On June 23, 2013, “The Lone Ranger” had its world premiere at Disney California Adventure. A full-sized version of the train and the horse that played Silver flanked the red carpet and chipper Disney cast members handed out Lone Ranger-style masks to those that had gathered to watch Hammer, Depp, and Ruth Wilson parade down the red carpet. Kleyla camped out for the premiere and ended up chatting with Depp and Verbinski as they shook hands and said hello to fans. Rossio was there too and spoke warmly to Kleyla, although these days the writer is blunter in his assessment of the finished film.

“The action train sequences are a filmmaking triumph,” Rossio said. “The characterization of the Lone Ranger was not appealing to audiences, and the addition of the ‘evil corporation’ railroad baron aspect is not compelling. I don’t understand why Helena Bonham Carter is in the movie. Johnny Depp as Tonto doesn’t really play.”

The film went on to earn more than $260 million, well below Disney’s projections.
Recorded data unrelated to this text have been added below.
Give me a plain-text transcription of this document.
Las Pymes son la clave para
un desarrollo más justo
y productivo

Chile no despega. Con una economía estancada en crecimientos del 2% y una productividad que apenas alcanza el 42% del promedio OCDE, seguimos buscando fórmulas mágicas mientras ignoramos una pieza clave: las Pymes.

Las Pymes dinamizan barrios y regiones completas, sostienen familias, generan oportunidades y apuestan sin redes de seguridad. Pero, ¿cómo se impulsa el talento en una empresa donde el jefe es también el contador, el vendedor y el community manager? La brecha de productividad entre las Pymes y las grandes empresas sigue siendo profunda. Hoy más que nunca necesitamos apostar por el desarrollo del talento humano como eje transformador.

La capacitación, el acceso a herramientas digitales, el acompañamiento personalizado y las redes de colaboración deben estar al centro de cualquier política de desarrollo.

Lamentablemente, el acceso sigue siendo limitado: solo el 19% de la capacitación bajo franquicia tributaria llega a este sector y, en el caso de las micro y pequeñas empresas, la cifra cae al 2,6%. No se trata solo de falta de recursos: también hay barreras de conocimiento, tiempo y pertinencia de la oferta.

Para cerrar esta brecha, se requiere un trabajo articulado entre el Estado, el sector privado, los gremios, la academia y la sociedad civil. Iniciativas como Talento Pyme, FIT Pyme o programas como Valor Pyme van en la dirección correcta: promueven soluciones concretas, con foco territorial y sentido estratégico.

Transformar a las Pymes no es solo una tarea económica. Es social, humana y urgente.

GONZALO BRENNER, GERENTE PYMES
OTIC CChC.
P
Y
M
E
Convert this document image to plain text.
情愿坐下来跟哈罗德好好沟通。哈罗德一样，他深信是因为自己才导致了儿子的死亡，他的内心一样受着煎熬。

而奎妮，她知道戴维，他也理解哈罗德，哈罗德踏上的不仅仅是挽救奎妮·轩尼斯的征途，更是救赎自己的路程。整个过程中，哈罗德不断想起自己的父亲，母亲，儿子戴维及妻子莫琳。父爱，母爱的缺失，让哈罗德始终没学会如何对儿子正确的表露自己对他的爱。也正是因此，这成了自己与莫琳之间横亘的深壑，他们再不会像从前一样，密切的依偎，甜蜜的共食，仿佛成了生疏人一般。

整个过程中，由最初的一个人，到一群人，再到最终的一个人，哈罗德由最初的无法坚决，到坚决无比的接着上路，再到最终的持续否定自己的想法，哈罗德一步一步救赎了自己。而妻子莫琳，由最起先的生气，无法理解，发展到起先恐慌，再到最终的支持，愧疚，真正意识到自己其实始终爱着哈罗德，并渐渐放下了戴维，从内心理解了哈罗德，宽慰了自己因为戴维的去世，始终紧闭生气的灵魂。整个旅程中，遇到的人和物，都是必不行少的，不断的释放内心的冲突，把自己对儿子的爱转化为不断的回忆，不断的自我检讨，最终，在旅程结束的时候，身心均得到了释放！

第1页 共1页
Subsequent installments were quietly canceled, actors were let out of their three-picture contract and plans for any kind of future integration of the property into the theme parks was nixed, leaving the entire proposal as a tantalizing what-if.

And while any of the “Lone Ranger” projects would have been wonderful to see in a Disney park, adding some much-needed character and kinetics to Frontierland, at least we can find solace in the fact that, had they gone forward, they would already be changed or completely removed by now. With two very canceled leading men and a questionable portrayal of an Indigenous character, “The Lone Ranger” might be the most deeply cursed Disney release in recent memory.

If a beloved attraction like Splash Mountain couldn’t survive the march of progress, a “Lone Ranger” overlay of Big Thunder Mountain Railroad wouldn’t either. It was a goner either way.